Europa, balzo del prezzo delle patate: quotazioni passate da 2,5 a 18,5 euro per 100 chili

Le tensioni sulle forniture agricole e l’incertezza sui fertilizzanti alimentano i timori del comparto

Europa, balzo del prezzo delle patate: quotazioni passate da 2,5 a 18,5 euro per 100 chili

Il mercato europeo delle patate registra un forte incremento dei prezzi, con quotazioni che, secondo quanto riportato da Cointelegraph, sarebbero passate da circa 2,5 euro a 18,5 euro per 100 chilogrammi nel giro di un periodo relativamente contenuto. Un aumento significativo che riporta l’attenzione sulla fragilità delle catene di approvvigionamento agricole e sull’impatto che le tensioni geopolitiche possono avere anche sui prodotti alimentari di largo consumo.

Alla base della crescita dei prezzi vi sarebbero soprattutto le preoccupazioni legate alla disponibilità dei fertilizzanti, elemento centrale per la produttività agricola europea. Gli operatori del settore guardano in particolare alle possibili ripercussioni delle tensioni nell’area dello stretto di Hormuz, snodo strategico per il commercio energetico mondiale e, indirettamente, per l’intera filiera agroindustriale.

Secondo analisti del comparto agricolo, il timore di interruzioni logistiche o di aumenti nei costi delle materie prime necessarie alla produzione dei fertilizzanti avrebbe alimentato movimenti speculativi e una maggiore pressione sui prezzi agricoli. Le patate, considerate uno dei prodotti base dell’alimentazione europea, risultano particolarmente sensibili alle variazioni dei costi energetici e produttivi.

Il rincaro arriva in una fase già complessa per il settore primario europeo. Negli ultimi anni, infatti, gli agricoltori hanno dovuto fronteggiare l’aumento dei costi dell’energia, delle sementi, del carburante e della logistica, oltre agli effetti delle anomalie climatiche che in diverse aree del continente hanno inciso sulla resa delle coltivazioni.

Le organizzazioni agricole sottolineano come il prezzo finale delle patate sia influenzato da una molteplicità di fattori: disponibilità dei raccolti, andamento meteorologico, capacità di stoccaggio, domanda industriale e costi dei fertilizzanti. Proprio questi ultimi rappresentano una delle voci più rilevanti per la sostenibilità economica delle aziende agricole europee.

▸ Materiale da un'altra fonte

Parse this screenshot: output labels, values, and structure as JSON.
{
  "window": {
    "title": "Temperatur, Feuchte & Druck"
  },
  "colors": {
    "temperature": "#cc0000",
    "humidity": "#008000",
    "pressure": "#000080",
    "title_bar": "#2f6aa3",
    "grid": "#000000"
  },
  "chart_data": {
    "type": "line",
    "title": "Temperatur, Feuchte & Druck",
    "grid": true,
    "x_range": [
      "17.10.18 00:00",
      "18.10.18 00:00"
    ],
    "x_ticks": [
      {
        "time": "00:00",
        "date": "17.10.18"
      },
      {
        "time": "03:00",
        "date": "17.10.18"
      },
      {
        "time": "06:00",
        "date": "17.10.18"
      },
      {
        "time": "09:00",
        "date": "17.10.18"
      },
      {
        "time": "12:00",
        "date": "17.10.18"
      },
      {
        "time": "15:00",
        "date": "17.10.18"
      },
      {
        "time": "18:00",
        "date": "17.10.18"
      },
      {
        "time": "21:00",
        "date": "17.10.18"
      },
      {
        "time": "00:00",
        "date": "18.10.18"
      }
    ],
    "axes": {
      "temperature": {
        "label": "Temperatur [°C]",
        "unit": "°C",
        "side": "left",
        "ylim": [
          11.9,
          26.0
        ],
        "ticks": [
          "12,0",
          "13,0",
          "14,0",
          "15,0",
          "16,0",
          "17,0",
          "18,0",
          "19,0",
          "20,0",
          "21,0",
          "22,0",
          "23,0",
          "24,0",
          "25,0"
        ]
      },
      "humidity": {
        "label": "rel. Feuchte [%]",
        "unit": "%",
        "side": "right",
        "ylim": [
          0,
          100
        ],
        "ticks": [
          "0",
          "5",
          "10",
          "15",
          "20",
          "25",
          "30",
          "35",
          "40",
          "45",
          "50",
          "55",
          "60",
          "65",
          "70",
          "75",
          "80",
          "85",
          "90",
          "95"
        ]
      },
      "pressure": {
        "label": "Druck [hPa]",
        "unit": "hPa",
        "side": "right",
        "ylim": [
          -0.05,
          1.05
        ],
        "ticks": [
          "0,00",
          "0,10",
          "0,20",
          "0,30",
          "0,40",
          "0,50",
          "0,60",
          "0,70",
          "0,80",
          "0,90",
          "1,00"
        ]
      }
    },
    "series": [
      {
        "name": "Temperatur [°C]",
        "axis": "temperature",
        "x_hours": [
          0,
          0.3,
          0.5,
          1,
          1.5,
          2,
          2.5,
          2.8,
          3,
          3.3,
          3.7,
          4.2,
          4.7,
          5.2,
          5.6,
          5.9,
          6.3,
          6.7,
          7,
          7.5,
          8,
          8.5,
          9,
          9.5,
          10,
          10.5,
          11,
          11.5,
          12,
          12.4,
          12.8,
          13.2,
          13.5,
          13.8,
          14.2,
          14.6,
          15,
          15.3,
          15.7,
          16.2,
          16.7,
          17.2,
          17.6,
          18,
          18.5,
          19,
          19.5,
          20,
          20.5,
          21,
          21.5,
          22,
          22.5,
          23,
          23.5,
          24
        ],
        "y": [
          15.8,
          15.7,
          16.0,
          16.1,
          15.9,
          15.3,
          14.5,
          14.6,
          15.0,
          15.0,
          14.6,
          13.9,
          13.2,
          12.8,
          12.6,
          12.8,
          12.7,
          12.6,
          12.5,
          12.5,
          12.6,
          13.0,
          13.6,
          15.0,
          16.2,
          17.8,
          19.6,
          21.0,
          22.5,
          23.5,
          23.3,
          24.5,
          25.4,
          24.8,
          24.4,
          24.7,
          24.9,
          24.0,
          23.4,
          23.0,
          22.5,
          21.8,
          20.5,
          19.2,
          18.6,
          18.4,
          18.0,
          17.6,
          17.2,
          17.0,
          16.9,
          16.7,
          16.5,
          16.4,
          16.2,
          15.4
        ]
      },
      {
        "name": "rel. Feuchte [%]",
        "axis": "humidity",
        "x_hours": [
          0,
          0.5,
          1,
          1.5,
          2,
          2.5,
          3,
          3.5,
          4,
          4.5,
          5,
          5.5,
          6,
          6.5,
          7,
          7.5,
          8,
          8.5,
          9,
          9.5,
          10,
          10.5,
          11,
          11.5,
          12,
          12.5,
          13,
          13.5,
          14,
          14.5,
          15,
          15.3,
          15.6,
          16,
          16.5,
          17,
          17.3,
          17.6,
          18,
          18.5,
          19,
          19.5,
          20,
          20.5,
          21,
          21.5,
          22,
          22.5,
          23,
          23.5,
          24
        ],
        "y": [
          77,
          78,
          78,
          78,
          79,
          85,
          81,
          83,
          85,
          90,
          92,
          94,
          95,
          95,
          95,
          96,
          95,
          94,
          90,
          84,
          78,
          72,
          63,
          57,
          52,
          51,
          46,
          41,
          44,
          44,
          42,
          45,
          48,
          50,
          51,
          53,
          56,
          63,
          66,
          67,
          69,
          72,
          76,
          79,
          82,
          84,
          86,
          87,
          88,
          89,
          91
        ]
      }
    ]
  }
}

L’eventuale protrarsi delle tensioni internazionali potrebbe avere conseguenze ulteriori sull’intera filiera alimentare. I fertilizzanti azotati, la cui produzione dipende fortemente dal gas naturale, sono infatti soggetti alle oscillazioni dei mercati energetici globali. Qualsiasi instabilità nelle principali rotte commerciali internazionali rischia quindi di riflettersi sui costi agricoli e, di conseguenza, sui prezzi al consumo.

Sul fronte dei consumatori, l’aumento delle quotazioni all’origine non si traduce necessariamente in un rincaro immediato sugli scaffali, ma gli operatori della distribuzione monitorano con attenzione l’evoluzione del mercato. In diversi Paesi europei le patate rappresentano un bene alimentare essenziale sia per il consumo domestico sia per l’industria della trasformazione, inclusi i prodotti surgelati e il settore della ristorazione.

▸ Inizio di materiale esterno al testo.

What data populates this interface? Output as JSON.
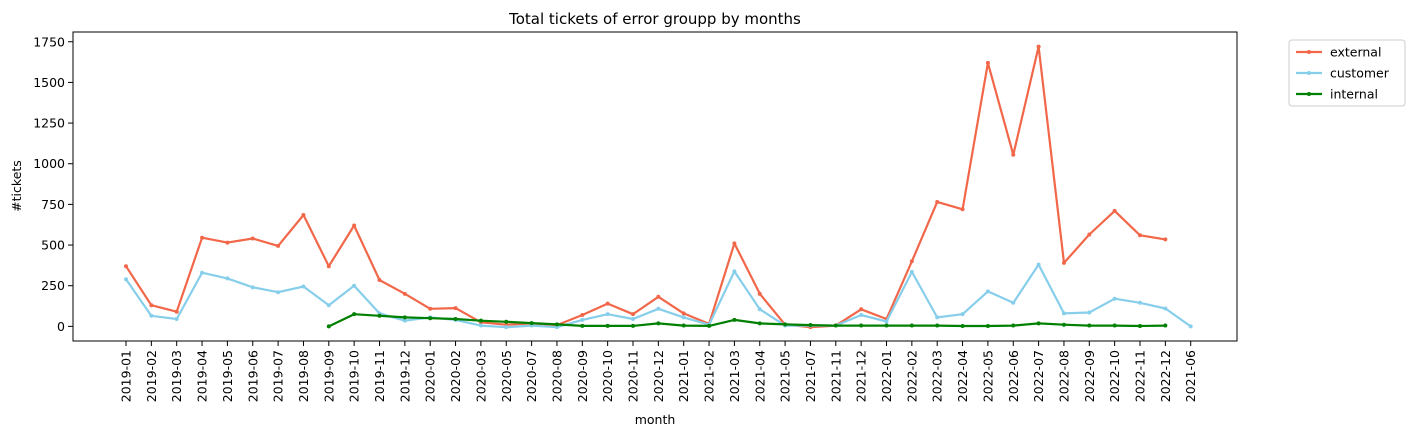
{
  "chart_data": {
    "type": "line",
    "title": "Total tickets of error groupp by months",
    "xlabel": "month",
    "ylabel": "#tickets",
    "ylim": [
      -90,
      1810
    ],
    "yticks": [
      0,
      250,
      500,
      750,
      1000,
      1250,
      1500,
      1750
    ],
    "grid": false,
    "legend_position": "outside-top-right",
    "categories": [
      "2019-01",
      "2019-02",
      "2019-03",
      "2019-04",
      "2019-05",
      "2019-06",
      "2019-07",
      "2019-08",
      "2019-09",
      "2019-10",
      "2019-11",
      "2019-12",
      "2020-01",
      "2020-02",
      "2020-03",
      "2020-05",
      "2020-07",
      "2020-08",
      "2020-09",
      "2020-10",
      "2020-11",
      "2020-12",
      "2021-01",
      "2021-02",
      "2021-03",
      "2021-04",
      "2021-05",
      "2021-07",
      "2021-11",
      "2021-12",
      "2022-01",
      "2022-02",
      "2022-03",
      "2022-04",
      "2022-05",
      "2022-06",
      "2022-07",
      "2022-08",
      "2022-09",
      "2022-10",
      "2022-11",
      "2022-12",
      "2021-06"
    ],
    "series": [
      {
        "name": "external",
        "color": "#f26749",
        "values": [
          370,
          130,
          90,
          545,
          515,
          540,
          495,
          685,
          370,
          620,
          285,
          200,
          108,
          112,
          25,
          10,
          18,
          8,
          70,
          140,
          75,
          182,
          80,
          15,
          510,
          200,
          10,
          -5,
          5,
          105,
          45,
          400,
          765,
          720,
          1620,
          1055,
          1720,
          390,
          565,
          710,
          560,
          535,
          null
        ]
      },
      {
        "name": "customer",
        "color": "#87ceeb",
        "values": [
          290,
          65,
          45,
          330,
          295,
          240,
          210,
          245,
          130,
          250,
          80,
          35,
          55,
          40,
          5,
          -5,
          5,
          -5,
          40,
          75,
          45,
          108,
          55,
          10,
          338,
          105,
          5,
          5,
          5,
          70,
          30,
          335,
          55,
          75,
          215,
          145,
          380,
          80,
          85,
          170,
          145,
          110,
          0
        ]
      },
      {
        "name": "internal",
        "color": "#008000",
        "values": [
          null,
          null,
          null,
          null,
          null,
          null,
          null,
          null,
          0,
          75,
          65,
          55,
          50,
          45,
          35,
          28,
          20,
          12,
          3,
          3,
          3,
          18,
          5,
          3,
          40,
          18,
          12,
          8,
          5,
          5,
          5,
          5,
          5,
          2,
          2,
          5,
          18,
          10,
          5,
          5,
          2,
          5,
          null
        ]
      }
    ]
  }
}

Gli esperti ritengono che nelle prossime settimane sarà determinante osservare l’andamento delle forniture agricole internazionali e l’evoluzione dei mercati energetici. Molto dipenderà anche dalla capacità dell’Europa di mantenere stabili i flussi commerciali e contenere eventuali nuove pressioni sui costi produttivi.

Nel frattempo, il brusco incremento delle quotazioni delle patate viene interpretato dagli osservatori come un ulteriore segnale della crescente interconnessione tra geopolitica, mercati energetici e sicurezza alimentare. Un equilibrio sempre più delicato che continua a influenzare i prezzi delle materie prime agricole in tutto il continente.